Phyllis Schlafly has published a rant about English departments, which, she claims, “are the most radicalized of all [university] departments, more so than sociology, psychology, anthropology, or even women’s studies.” I know about this because I get news from the English department at SLU, where Schlafly’s “Advice to College Students: Don’t Major in English” is the topic of discussion on a new departmental listserv. I think this is one more thing I’ll not join. Schlafly, like David Horowitz, isn’t worth answering, and besides, I don’t give a flying fuck what Horowitz, Schlafly, and people who agree with them think.
Tim Burke has a couple of nice academic posts heading up his blog right now. I especially like his use of a quote from Ted Nordhaus and Michael Shellenberger:
In America, the political left and political right have conspired to create a culture and politics of victimization, and all the benefits of resentment and cynicism have accrued to the right. That’s because resentment and apocalypse are weapons that can be used only to advance a politics of resentment and apocalypse. They are the weapons of the reactionary and the conservative — of people who fear and resist the future. Just as environmentalists believe they can create a great ecological politics out of apocalypse, liberals believe they can create a great progressive politics out of resentment; they cannot. Grievance and victimization make us smaller and less generous and can thus serve only reactionaries and conservatives.
I rather think Nordhaus and Shellenberger are correct, but I also think there’s no point in answering pundits on the right who preach resentment and apocalypse. It’s preaching to the choir; and besides, statements such as: “That’s why it was no surprise that Cho Seung-Hui, the murderer of 32 students and teachers at Virginia Tech, was an English major,” don’t need to dignified by an answer.
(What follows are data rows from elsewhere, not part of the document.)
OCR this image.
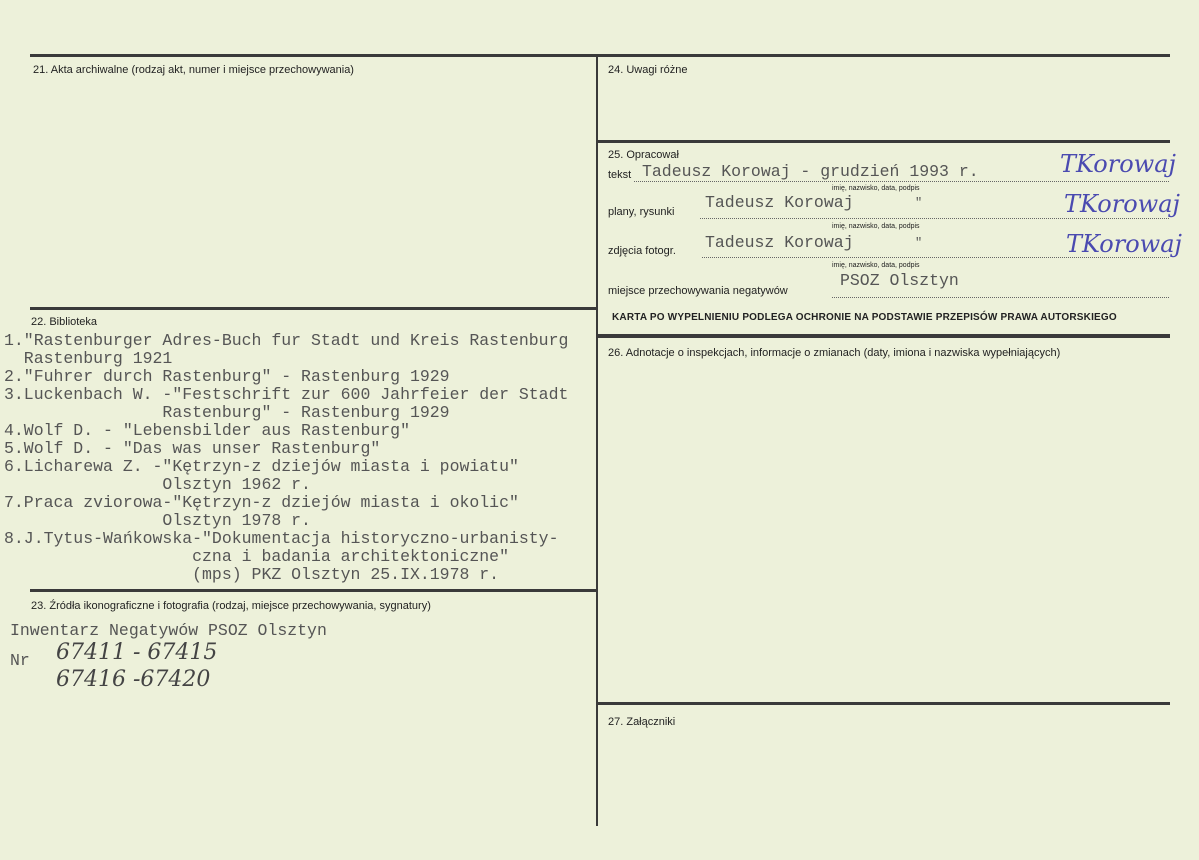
21. Akta archiwalne (rodzaj akt, numer i miejsce przechowywania)
22. Biblioteka
1."Rastenburger Adres-Buch fur Stadt und Kreis Rastenburg
Rastenburg 1921
2."Fuhrer durch Rastenburg" - Rastenburg 1929
3.Luckenbach W. -"Festschrift zur 600 Jahrfeier der Stadt
Rastenburg" - Rastenburg 1929
4.Wolf D. - "Lebensbilder aus Rastenburg"
5.Wolf D. - "Das was unser Rastenburg"
6.Licharewa Z. -"Kętrzyn-z dziejów miasta i powiatu"
Olsztyn 1962 r.
7.Praca zviorowa-"Kętrzyn-z dziejów miasta i okolic"
Olsztyn 1978 r.
8.J.Tytus-Wańkowska-"Dokumentacja historyczno-urbanisty-
czna i badania architektoniczne"
(mps) PKZ Olsztyn 25.IX.1978 r.
23. Źródła ikonograficzne i fotografia (rodzaj, miejsce przechowywania, sygnatury)
Inwentarz Negatywów PSOZ Olsztyn
Nr 67411 - 67415
67416 -67420
24. Uwagi różne
25. Opracował
tekst Tadeusz Korowaj - grudzień 1993 r.
imię, nazwisko, data, podpis
Tadeusz Korowaj	"
plany, rysunki
imię, nazwisko, data, podpis
Tadeusz Korowaj	"
zdjęcia fotogr.
imię, nazwisko, data, podpis
PSOZ Olsztyn
miejsce przechowywania negatywów
TKorowaj
TKorowaj
TKorowaj
KARTA PO WYPELNIENIU PODLEGA OCHRONIE NA PODSTAWIE PRZEPISÓW PRAWA AUTORSKIEGO
26. Adnotacje o inspekcjach, informacje o zmianach (daty, imiona i nazwiska wypełniających)
27. Załączniki
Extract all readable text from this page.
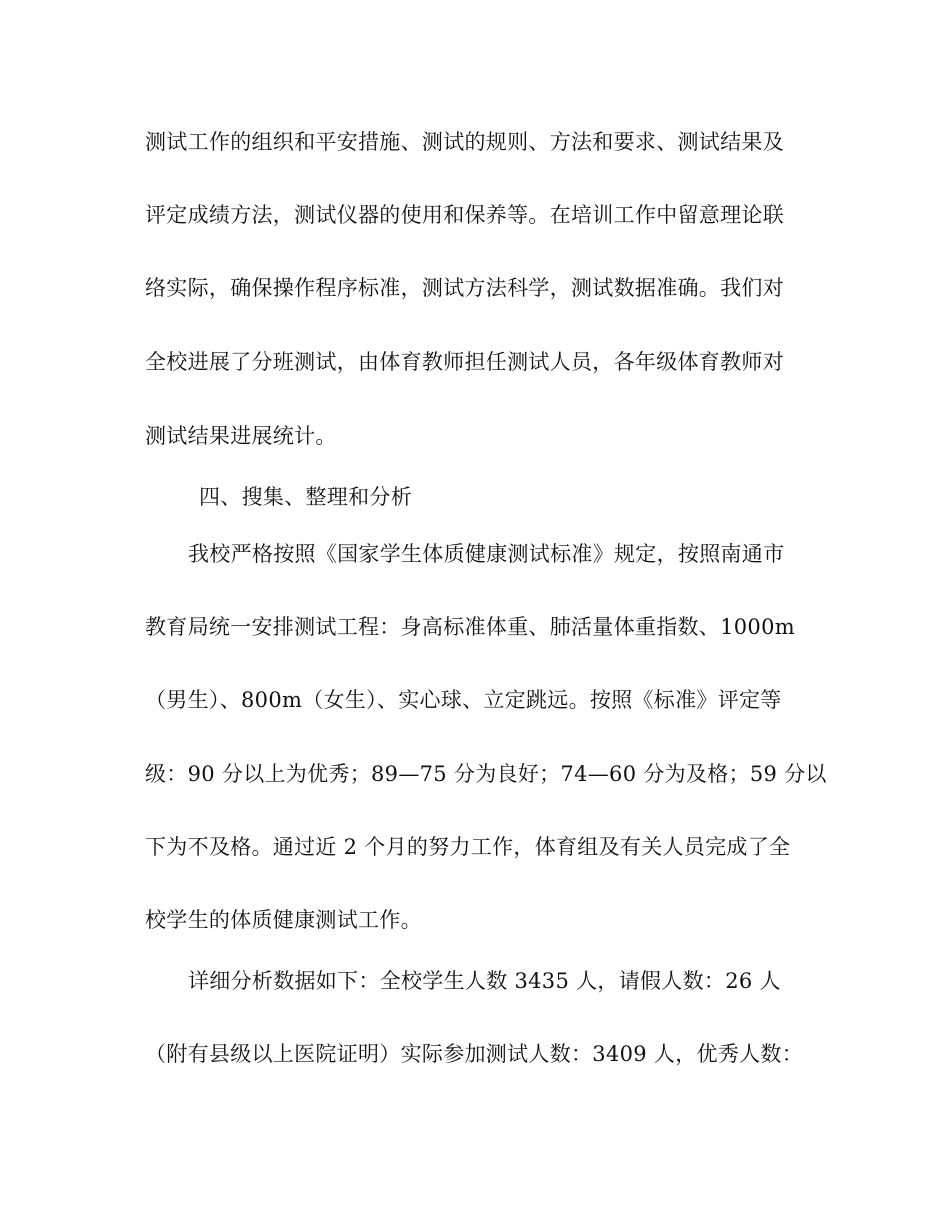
测试工作的组织和平安措施、测试的规则、方法和要求、测试结果及
评定成绩方法，测试仪器的使用和保养等。在培训工作中留意理论联
络实际，确保操作程序标准，测试方法科学，测试数据准确。我们对
全校进展了分班测试，由体育教师担任测试人员，各年级体育教师对
测试结果进展统计。
四、搜集、整理和分析
我校严格按照《国家学生体质健康测试标准》规定，按照南通市
教育局统一安排测试工程：身高标准体重、肺活量体重指数、1000m
（男生）、800m（女生）、实心球、立定跳远。按照《标准》评定等
级：90 分以上为优秀；89—75 分为良好；74—60 分为及格；59 分以
下为不及格。通过近 2 个月的努力工作，体育组及有关人员完成了全
校学生的体质健康测试工作。
详细分析数据如下：全校学生人数 3435 人，请假人数：26 人
（附有县级以上医院证明）实际参加测试人数：3409 人，优秀人数：
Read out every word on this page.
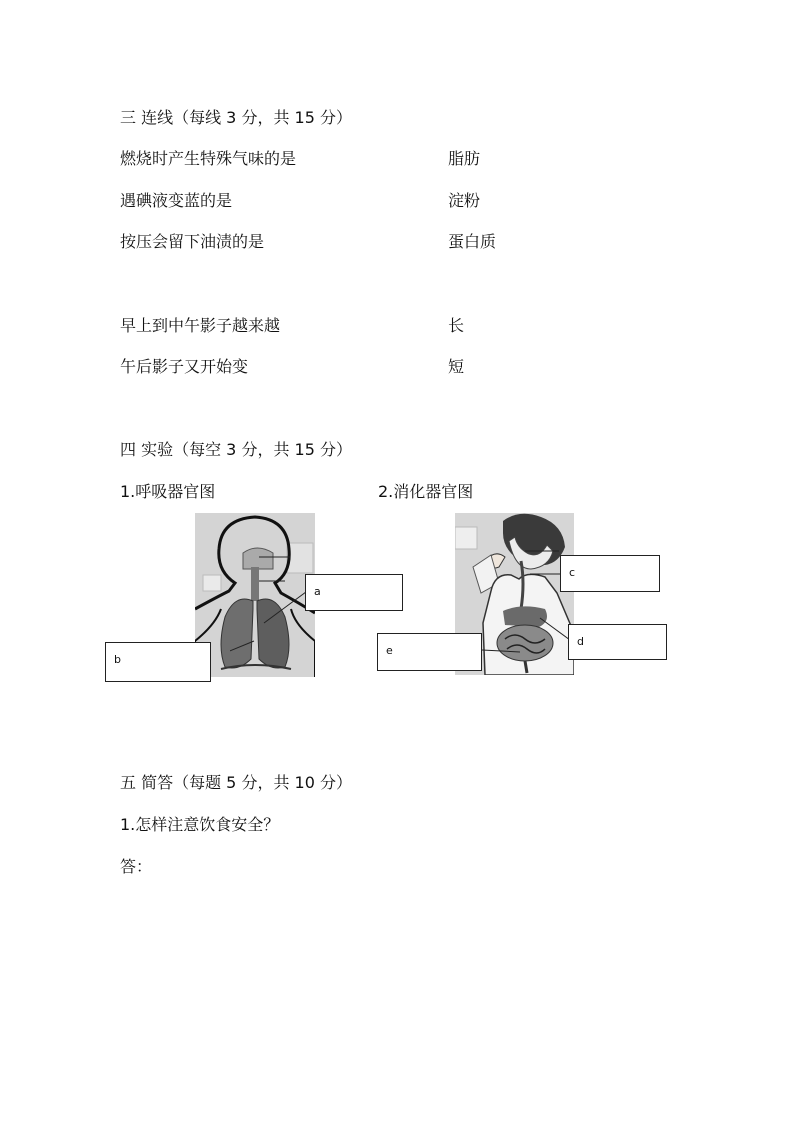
三 连线（每线 3 分，共 15 分）
燃烧时产生特殊气味的是	脂肪
遇碘液变蓝的是	淀粉
按压会留下油渍的是	蛋白质
早上到中午影子越来越	长
午后影子又开始变	短
四 实验（每空 3 分，共 15 分）
1.呼吸器官图	2.消化器官图
a
b
c
d
e
五 简答（每题 5 分，共 10 分）
1.怎样注意饮食安全？
答：
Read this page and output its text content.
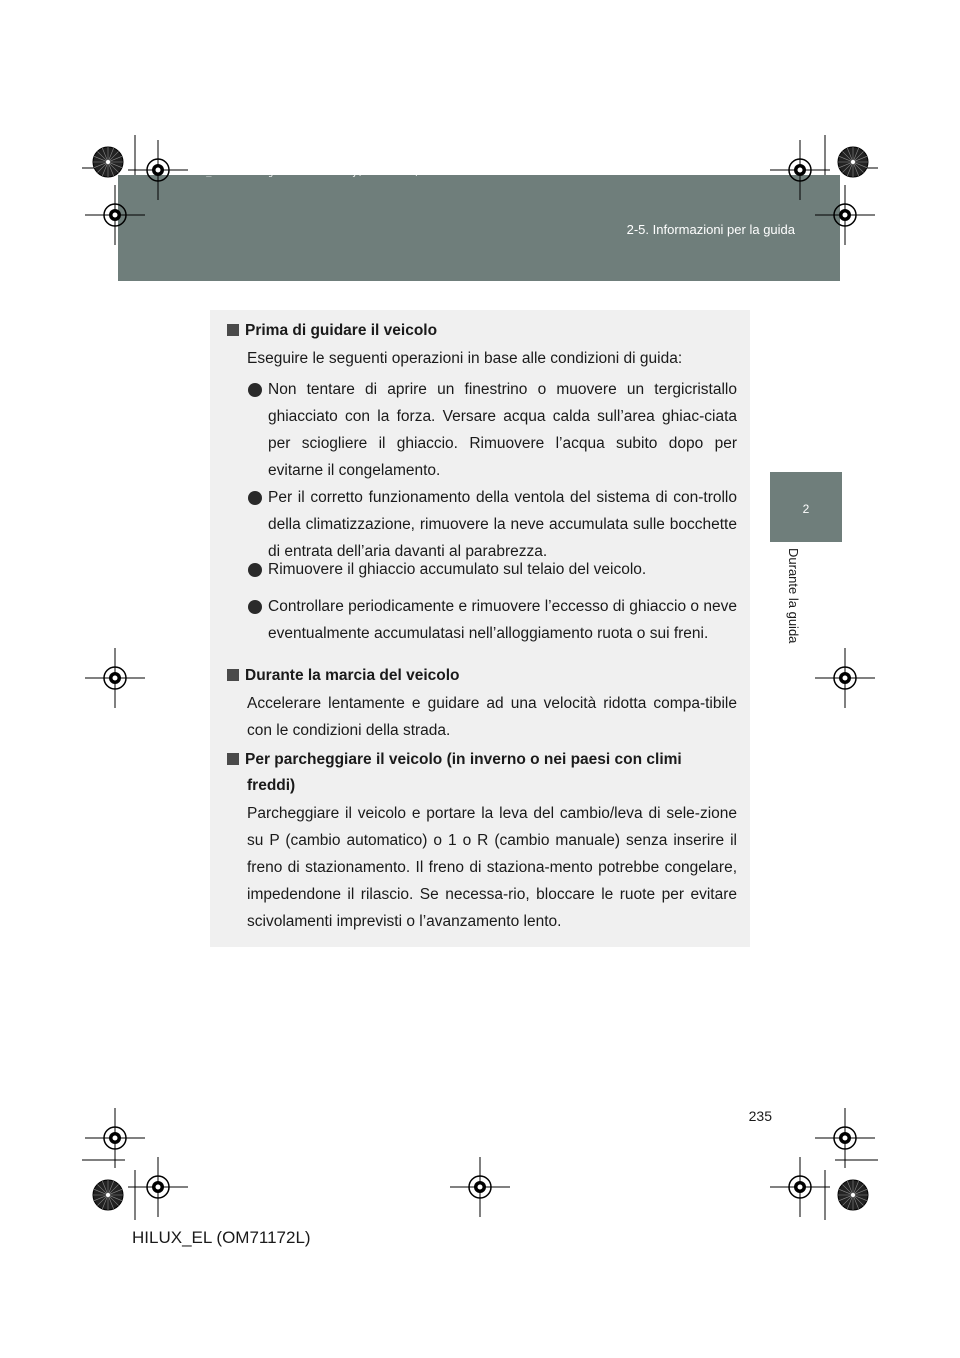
HILUX_EL.book Page 235 Wednesday, March 23, 2011 3:30 PM
2-5. Informazioni per la guida
2
Durante la guida
Prima di guidare il veicolo
Eseguire le seguenti operazioni in base alle condizioni di guida:
Non tentare di aprire un finestrino o muovere un tergicristallo ghiacciato con la forza. Versare acqua calda sull’area ghiac-ciata per sciogliere il ghiaccio. Rimuovere l’acqua subito dopo per evitarne il congelamento.
Per il corretto funzionamento della ventola del sistema di con-trollo della climatizzazione, rimuovere la neve accumulata sulle bocchette di entrata dell’aria davanti al parabrezza.
Rimuovere il ghiaccio accumulato sul telaio del veicolo.
Controllare periodicamente e rimuovere l’eccesso di ghiaccio o neve eventualmente accumulatasi nell’alloggiamento ruota o sui freni.
Durante la marcia del veicolo
Accelerare lentamente e guidare ad una velocità ridotta compa-tibile con le condizioni della strada.
Per parcheggiare il veicolo (in inverno o nei paesi con climi
freddi)
Parcheggiare il veicolo e portare la leva del cambio/leva di sele-zione su P (cambio automatico) o 1 o R (cambio manuale) senza inserire il freno di stazionamento. Il freno di staziona-mento potrebbe congelare, impedendone il rilascio. Se necessa-rio, bloccare le ruote per evitare scivolamenti imprevisti o l’avanzamento lento.
235
HILUX_EL (OM71172L)
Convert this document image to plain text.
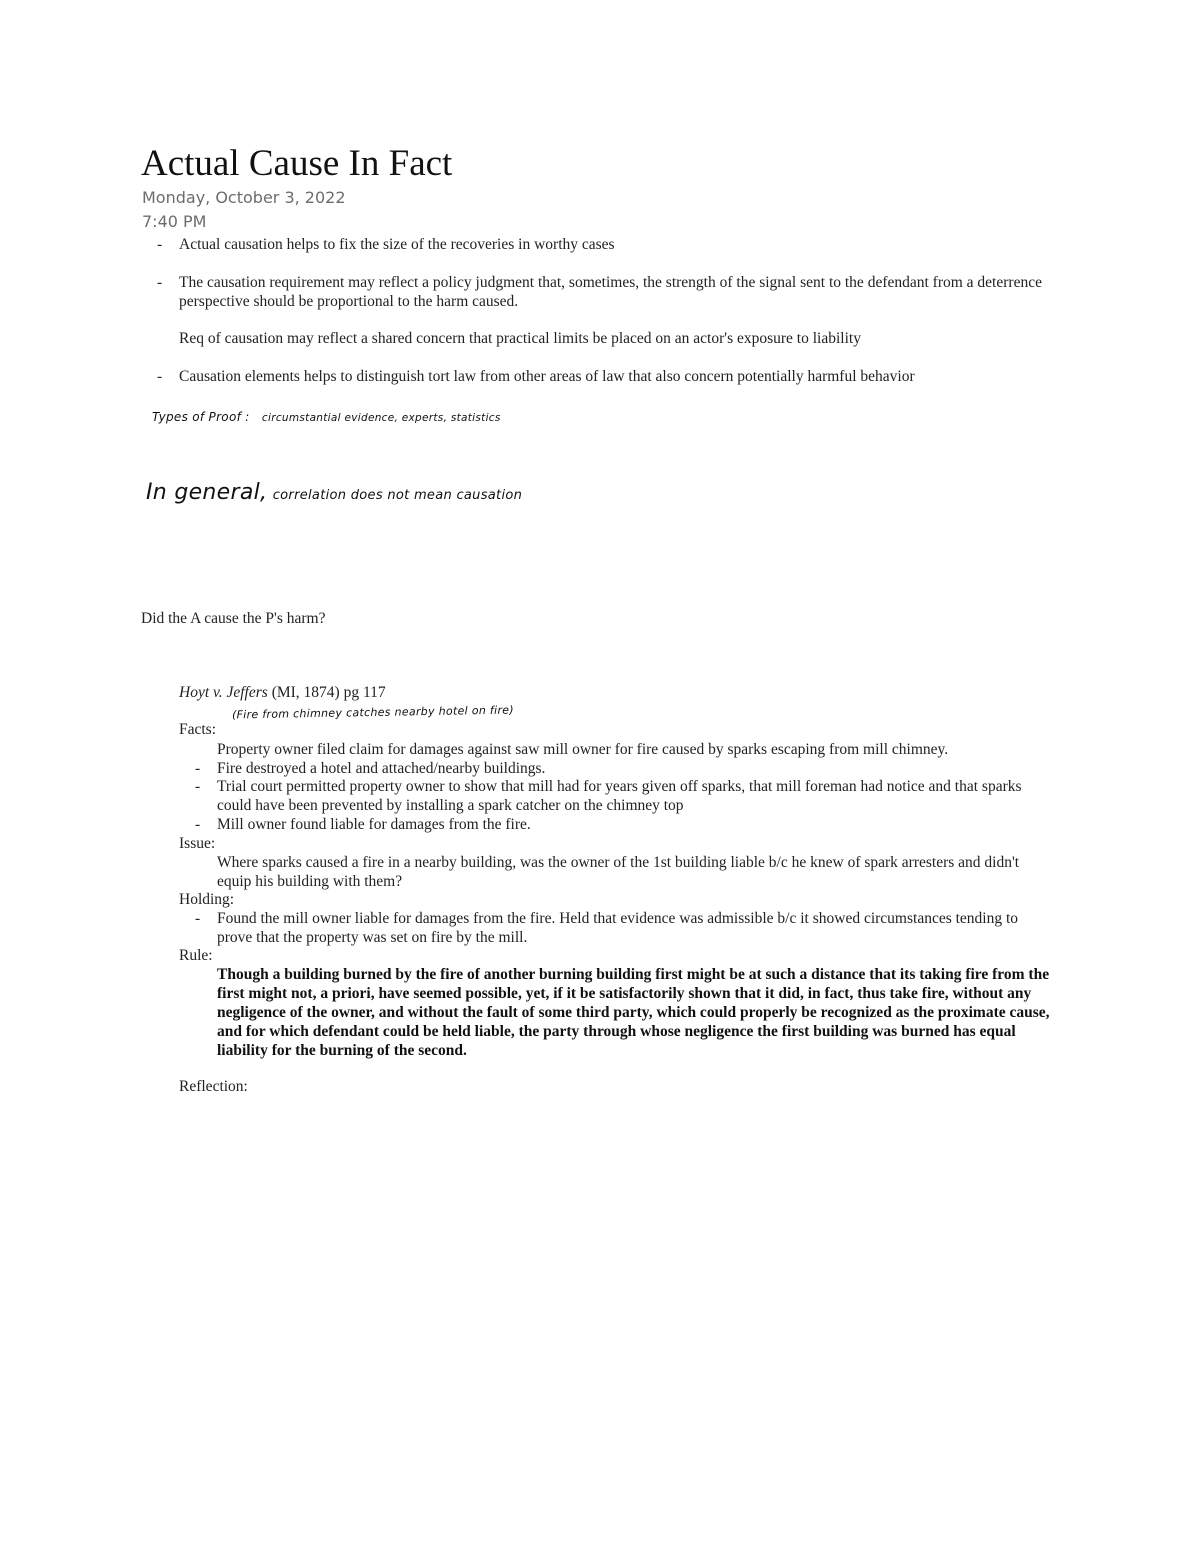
Actual Cause In Fact
Monday, October 3, 2022
7:40 PM
-	Actual causation helps to fix the size of the recoveries in worthy cases
-	The causation requirement may reflect a policy judgment that, sometimes, the strength of the signal sent to the defendant from a deterrence perspective should be proportional to the harm caused.
Req of causation may reflect a shared concern that practical limits be placed on an actor's exposure to liability
-	Causation elements helps to distinguish tort law from other areas of law that also concern potentially harmful behavior
Types of Proof : circumstantial evidence, experts, statistics
In general, correlation does not mean causation
Did the A cause the P's harm?
Hoyt v. Jeffers (MI, 1874) pg 117
(Fire from chimney catches nearby hotel on fire)
Facts:
Property owner filed claim for damages against saw mill owner for fire caused by sparks escaping from mill chimney.
-	Fire destroyed a hotel and attached/nearby buildings.
-	Trial court permitted property owner to show that mill had for years given off sparks, that mill foreman had notice and that sparks could have been prevented by installing a spark catcher on the chimney top
-	Mill owner found liable for damages from the fire.
Issue:
Where sparks caused a fire in a nearby building, was the owner of the 1st building liable b/c he knew of spark arresters and didn't equip his building with them?
Holding:
-	Found the mill owner liable for damages from the fire. Held that evidence was admissible b/c it showed circumstances tending to prove that the property was set on fire by the mill.
Rule:
Though a building burned by the fire of another burning building first might be at such a distance that its taking fire from the first might not, a priori, have seemed possible, yet, if it be satisfactorily shown that it did, in fact, thus take fire, without any negligence of the owner, and without the fault of some third party, which could properly be recognized as the proximate cause, and for which defendant could be held liable, the party through whose negligence the first building was burned has equal liability for the burning of the second.
Reflection:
On the other hand, one might be grateful that English departments matter enough to be attacked by Schlafly, though she points out that “only 1.6 percent of America’s 19 million undergraduates major in English, according to Department of Education figures.” The late unlamented culture wars were mostly about what was or was not being taught in English departments. I guess that continues to be true, even though the wench is dead. And I think Shakespeare, whom Schlafly brings up as a casualty of the culture wars, is not about to be buried in the off-campus stacks. Shakespeare belongs, more than ever and as much as he always has, to popular culture, which is now giving us a new and kitschy version of the reign of his queen that I’m dying to see.